明るい葡萄色の単衣を直すと宇髄は目の前にあった墓石をなぞる。本来の墓参りの礼儀としては、綺麗に水で洗ってやることだろうが、柄杓など気の利いたものは、この墓苑にはない。簡単に土や枯れ葉を落とすだけでも、他と比べたら綺麗にみえるのは皮肉なものだろう。ここは、殉職した隊士たちを葬る墓苑のひとつであった。
彷徨う魂を誘うように、灯るは導灯のごとく。
宇髄の視線を得られることなく、ゆらりゆらり、と提灯は不安げに揺れた。
木々を縫うようにして伸びる藤の蔦は紙垂のように、墓苑の出入口まで伸びている。これらはすべて、墓参りに来る遺族らを鬼から守るために植えられたものであった。しかし、このあたりは盛雑木林の深いところにあるためか、ひとの通りは限りなく少ない。季節が過ぎるごとに細い蔓は縦横無尽に伸びていく。ひとの手入れがない藤は、あっといまにその生命力で新たな花をつける。強かに、淡々と。

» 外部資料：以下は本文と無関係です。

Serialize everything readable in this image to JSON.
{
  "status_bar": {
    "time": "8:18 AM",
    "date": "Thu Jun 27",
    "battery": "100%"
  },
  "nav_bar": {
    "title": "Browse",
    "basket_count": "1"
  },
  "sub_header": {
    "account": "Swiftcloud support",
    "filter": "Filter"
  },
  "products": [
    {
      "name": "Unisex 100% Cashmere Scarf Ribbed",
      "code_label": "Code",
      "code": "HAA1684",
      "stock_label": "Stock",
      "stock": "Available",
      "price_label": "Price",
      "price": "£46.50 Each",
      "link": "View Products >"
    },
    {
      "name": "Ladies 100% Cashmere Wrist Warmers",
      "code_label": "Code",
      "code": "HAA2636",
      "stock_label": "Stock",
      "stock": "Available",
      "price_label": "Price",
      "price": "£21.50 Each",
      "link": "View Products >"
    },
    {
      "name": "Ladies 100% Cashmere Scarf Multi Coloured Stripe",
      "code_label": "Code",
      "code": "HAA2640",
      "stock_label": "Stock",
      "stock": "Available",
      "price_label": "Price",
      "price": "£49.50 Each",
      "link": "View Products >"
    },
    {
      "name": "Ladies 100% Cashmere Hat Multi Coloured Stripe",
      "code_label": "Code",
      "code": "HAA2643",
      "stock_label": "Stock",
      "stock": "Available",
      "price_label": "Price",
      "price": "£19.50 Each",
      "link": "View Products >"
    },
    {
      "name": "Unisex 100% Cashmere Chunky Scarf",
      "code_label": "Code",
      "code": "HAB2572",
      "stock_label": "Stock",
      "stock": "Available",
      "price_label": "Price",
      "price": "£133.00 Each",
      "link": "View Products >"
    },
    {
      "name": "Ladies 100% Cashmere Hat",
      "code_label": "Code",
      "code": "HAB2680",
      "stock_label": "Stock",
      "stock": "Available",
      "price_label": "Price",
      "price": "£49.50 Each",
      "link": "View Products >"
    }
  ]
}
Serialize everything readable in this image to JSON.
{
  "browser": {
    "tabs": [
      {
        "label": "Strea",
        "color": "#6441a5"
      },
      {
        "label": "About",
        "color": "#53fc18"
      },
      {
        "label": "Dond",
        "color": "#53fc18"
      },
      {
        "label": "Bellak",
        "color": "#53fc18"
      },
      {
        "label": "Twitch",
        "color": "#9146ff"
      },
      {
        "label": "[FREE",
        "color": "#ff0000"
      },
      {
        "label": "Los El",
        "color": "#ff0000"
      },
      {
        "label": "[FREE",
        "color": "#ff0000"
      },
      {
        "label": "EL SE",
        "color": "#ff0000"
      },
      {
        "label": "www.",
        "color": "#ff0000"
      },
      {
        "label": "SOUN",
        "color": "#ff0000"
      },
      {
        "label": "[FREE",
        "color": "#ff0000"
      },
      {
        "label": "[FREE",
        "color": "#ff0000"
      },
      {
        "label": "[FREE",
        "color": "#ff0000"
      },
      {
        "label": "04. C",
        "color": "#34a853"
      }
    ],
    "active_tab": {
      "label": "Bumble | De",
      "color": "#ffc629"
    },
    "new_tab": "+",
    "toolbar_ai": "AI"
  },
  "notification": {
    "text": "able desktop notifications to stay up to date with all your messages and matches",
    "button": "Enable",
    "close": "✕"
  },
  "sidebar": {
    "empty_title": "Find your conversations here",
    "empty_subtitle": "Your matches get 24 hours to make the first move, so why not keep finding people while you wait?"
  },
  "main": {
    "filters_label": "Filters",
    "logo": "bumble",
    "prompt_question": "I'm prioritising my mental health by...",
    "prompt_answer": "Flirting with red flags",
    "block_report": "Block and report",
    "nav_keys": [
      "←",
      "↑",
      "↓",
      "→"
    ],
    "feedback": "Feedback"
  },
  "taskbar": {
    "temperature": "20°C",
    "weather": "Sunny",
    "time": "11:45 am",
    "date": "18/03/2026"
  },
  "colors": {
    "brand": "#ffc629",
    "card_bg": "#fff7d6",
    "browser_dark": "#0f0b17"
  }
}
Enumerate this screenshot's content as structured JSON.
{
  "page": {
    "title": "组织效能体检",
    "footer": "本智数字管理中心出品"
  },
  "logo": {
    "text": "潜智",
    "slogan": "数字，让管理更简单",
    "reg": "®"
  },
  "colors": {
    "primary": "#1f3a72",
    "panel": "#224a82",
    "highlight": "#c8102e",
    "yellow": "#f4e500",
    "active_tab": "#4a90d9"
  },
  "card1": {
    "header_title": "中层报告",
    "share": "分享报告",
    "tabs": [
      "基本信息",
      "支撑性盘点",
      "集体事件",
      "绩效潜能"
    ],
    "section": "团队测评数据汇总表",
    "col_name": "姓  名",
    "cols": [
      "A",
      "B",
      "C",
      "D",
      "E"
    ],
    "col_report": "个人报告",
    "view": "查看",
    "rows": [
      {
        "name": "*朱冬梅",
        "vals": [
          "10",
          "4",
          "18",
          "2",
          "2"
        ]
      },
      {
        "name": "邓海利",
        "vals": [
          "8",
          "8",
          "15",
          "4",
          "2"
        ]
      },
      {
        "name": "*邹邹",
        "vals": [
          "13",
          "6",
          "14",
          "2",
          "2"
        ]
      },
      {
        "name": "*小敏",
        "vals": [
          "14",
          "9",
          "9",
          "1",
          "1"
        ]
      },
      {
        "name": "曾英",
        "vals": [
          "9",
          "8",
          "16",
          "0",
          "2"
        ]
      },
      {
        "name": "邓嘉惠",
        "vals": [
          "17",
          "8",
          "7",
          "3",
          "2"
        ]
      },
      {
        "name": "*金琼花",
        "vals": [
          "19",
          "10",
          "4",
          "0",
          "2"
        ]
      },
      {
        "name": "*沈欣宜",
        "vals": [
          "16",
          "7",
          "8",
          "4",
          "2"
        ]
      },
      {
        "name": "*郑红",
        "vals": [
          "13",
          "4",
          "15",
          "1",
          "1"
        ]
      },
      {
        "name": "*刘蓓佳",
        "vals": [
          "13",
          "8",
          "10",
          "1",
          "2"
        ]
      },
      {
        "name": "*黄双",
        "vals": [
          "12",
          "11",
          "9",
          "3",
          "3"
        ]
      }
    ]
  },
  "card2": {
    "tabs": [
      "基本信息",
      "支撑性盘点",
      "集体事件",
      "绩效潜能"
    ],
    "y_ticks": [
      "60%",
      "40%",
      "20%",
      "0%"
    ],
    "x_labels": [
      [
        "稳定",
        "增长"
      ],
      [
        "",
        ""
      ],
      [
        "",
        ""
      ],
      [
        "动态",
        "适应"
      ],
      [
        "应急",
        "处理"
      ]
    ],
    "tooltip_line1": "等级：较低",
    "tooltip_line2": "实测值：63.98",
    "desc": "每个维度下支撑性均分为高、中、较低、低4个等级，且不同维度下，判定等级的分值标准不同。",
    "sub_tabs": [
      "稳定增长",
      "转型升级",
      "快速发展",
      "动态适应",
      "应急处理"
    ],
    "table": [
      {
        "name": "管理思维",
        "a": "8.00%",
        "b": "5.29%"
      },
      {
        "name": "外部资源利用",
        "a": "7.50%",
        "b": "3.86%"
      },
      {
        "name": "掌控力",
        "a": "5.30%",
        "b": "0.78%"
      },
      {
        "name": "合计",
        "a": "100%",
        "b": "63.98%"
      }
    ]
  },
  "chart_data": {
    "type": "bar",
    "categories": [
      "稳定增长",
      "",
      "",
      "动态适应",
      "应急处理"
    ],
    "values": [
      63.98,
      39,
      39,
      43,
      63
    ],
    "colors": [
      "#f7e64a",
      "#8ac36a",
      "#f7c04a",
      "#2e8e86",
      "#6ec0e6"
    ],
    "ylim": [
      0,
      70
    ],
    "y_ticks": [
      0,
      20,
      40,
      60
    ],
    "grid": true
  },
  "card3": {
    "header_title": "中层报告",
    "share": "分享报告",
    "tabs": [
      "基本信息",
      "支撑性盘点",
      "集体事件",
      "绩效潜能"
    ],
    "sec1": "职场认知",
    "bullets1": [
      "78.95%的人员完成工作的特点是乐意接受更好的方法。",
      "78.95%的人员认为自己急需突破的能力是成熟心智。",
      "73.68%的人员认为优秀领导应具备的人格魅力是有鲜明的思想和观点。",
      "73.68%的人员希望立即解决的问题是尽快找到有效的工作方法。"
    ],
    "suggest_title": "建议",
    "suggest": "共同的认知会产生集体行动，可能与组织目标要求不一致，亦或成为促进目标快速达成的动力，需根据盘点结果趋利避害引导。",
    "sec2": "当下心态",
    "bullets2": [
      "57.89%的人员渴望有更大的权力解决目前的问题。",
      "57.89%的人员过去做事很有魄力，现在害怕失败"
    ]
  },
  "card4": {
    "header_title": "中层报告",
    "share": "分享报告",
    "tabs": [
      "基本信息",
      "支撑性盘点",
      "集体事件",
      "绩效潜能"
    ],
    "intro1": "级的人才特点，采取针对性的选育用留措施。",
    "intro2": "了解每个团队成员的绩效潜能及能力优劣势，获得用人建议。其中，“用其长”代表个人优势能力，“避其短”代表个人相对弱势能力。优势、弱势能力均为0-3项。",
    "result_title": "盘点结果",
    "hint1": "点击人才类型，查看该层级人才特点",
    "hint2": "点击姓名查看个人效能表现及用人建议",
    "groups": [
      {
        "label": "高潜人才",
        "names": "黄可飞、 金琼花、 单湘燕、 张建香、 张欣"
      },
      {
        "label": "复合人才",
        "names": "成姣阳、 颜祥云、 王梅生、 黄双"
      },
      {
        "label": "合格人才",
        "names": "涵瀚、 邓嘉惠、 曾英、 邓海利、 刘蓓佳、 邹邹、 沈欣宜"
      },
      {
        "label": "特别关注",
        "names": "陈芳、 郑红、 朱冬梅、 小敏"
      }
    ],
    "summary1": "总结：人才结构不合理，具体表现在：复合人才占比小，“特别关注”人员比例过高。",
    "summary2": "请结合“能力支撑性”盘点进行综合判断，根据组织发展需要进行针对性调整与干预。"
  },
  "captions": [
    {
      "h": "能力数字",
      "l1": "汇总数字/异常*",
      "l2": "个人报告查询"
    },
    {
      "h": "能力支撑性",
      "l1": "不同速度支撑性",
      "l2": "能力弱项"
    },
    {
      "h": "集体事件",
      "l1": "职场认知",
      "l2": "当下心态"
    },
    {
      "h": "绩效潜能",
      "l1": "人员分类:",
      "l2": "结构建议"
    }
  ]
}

宇髄は、とある隊士を供養するために、人知れない墓苑まで足を運んでいた。隊士は、丙の男だった。齢は二十歳手前頃か。雷の呼吸を持つ青年は、勤勉で努力家であり、本人に伝えたことはなかったが、自分を慕ってくれているところを宇髄は特に気に入っていた。しかし、そんな宇髄の期待も、青年の努力もすべて今となっては過去のもの。共に酒を酌み交わすことすら叶わなかった男に宇髄は手向けとして髪飾りの石をちぎってやった。これならば、あの世でも派手に着飾り、家族にいずれ見つけてもらうことができるだろう。そもそも、彼に家族がいるのかどうかを聞いたことはなかったが。
提灯を揺らしながら砂利を踏みつけていく。風が吹くと、湿度が肌を撫で付け、草の香りを鼻腔へと運ぶ。ふと、藤棚の始まりに灯りが浮き上がる。その燈火は、徐々にこちらに近づいてくると宇髄は闇を睨んだ。藤に囲まれた場所へ鬼はでない。しかし、こんな夜半に一体。一般人であれば、鬼に恐れて出歩かないだろうに。では、鬼殺隊の隊士か。こんな地味な姿を誰かに見られるのは些か癪ではあるが、やり過ごす場所もない。むしろ勘が鋭いものであれば、警戒をさせてしまうことだろう。それでも別にいいが……。宇髄は諦めてため息をついた。
灯りが近寄ってくる。下駄が地面に擦れる音がした。
「宇髄!」
「ア? 煉獄か? なぜ貴様が地味にこんなところに居る」
目を細めて煉獄杏寿郎は幼い笑みを浮かべた。
「君がここにいると聞いたからな!」
「ハァ⁉ 誰からだよ!」
煉獄は隊服姿でその脇には日輪刀を差している。非番ではないのだろう。それにこの墓苑は煉獄の担当地区からも遠かったはずだ。それをわざわざ宇髄に会うためにここへ来たのだというのだから、宇髄は煉獄を訝しむほかなかった。なんのために。急な案件ならば虹丸を呼びつけるが。
「それよりも、俺はこの前の返事を聞きに来た!」
無視をするなよ! と言ってやりたかったのに、煉獄の科白に宇髄は啖呵を引っ込めた。途端に先日の煉獄との話を思い出し、胸がざらついたなにかで撫でられる。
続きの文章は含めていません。